Where’s the Justice?
If Tesla can be paid billions for helping the planet, why can’t Africa? Why do Western governments reward their own companies for sustainability leadership, while treating African nations as dumping grounds – and then lecture them on climate action?
This isn’t just hypocrisy. It’s systemic environmental injustice.
The truth is simple: Africa has been doing the right thing for the environment – and doing it for free. We have absorbed waste, reduced global emissions through reuse, and protected finite resources – all without a cent in return.
It’s time that changed.
A Call for Equity – Not Charity
I’m not asking for aid. I’m demanding accountability.
Either:
- Start paying Africa its due in sustainability credits, or
- Stop paying companies like Tesla for the same environmental services.
You cannot have it both ways.
Africa doesn’t need saviors. We need systems that recognize our contribution – and compensate us fairly.
We need environmental markets that are truly global, not selectively applied.
As the late Afrobeat legend Fela Kuti once said: “Money, power, respect.”
After decades of being treated as an afterthought, Africa deserves all three.
It’s not radical.

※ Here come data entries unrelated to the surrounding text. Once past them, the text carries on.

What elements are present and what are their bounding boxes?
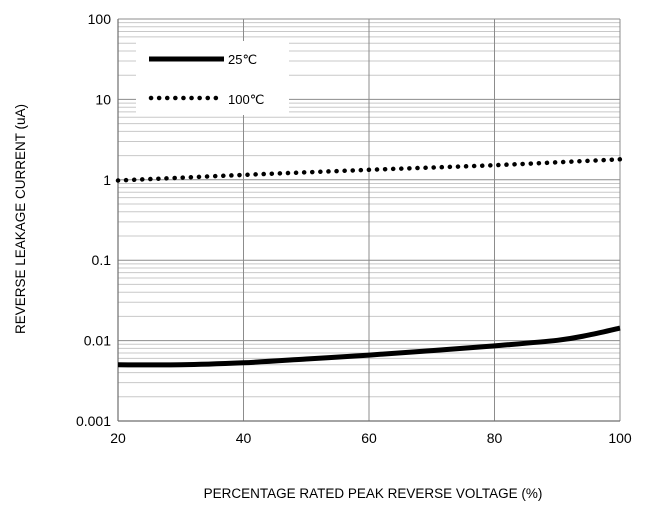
legend: 25℃ 100℃: [136, 41, 289, 115]
x-tick-label: 20: [110, 430, 126, 446]
y-tick-label: 100: [88, 11, 112, 27]
legend-label-25c: 25℃: [228, 52, 257, 67]
x-tick-label: 60: [361, 430, 377, 446]
grid: [117, 18, 621, 422]
x-axis-title: PERCENTAGE RATED PEAK REVERSE VOLTAGE (%…: [204, 486, 543, 501]
plot-series: [115, 157, 623, 368]
legend-box: [136, 41, 289, 115]
y-tick-label: 0.01: [84, 333, 111, 349]
y-tick-label: 10: [95, 91, 111, 107]
series-line-100c: [115, 157, 623, 183]
y-tick-label: 0.001: [76, 413, 111, 429]
y-tick-label: 1: [103, 172, 111, 188]
legend-label-100c: 100℃: [228, 92, 264, 107]
y-axis-title: REVERSE LEAKAGE CURRENT (uA): [13, 104, 28, 334]
x-tick-label: 100: [608, 430, 632, 446]
x-tick-label: 80: [487, 430, 503, 446]
x-tick-label: 40: [236, 430, 252, 446]
series-line-25c: [117, 325, 621, 368]
tick-labels: 0.001 0.01 0.1 1 10 100 20 40 60 80 100: [76, 11, 632, 446]
y-tick-label: 0.1: [92, 252, 112, 268]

It’s just fair.
David Coleman is a seasoned marketing leader with over two decades of experience driving growth at the nexus of brand strategy, platform innovation, and customer success. With a proven track record in repositioning brands, reengineering business processes, and expanding markets through data-driven strategy and creative execution, he is known for his strategic vision and ability to lead teams to peak performance. Passionate about local insight and cultural relevance, Coleman champions solutions that empower impactful, homegrown enterprises – particularly across Africa. He remains deeply engaged in uncovering overlooked narratives that shape businesses and economies on the continent, informing smarter and more contextually grounded strategies.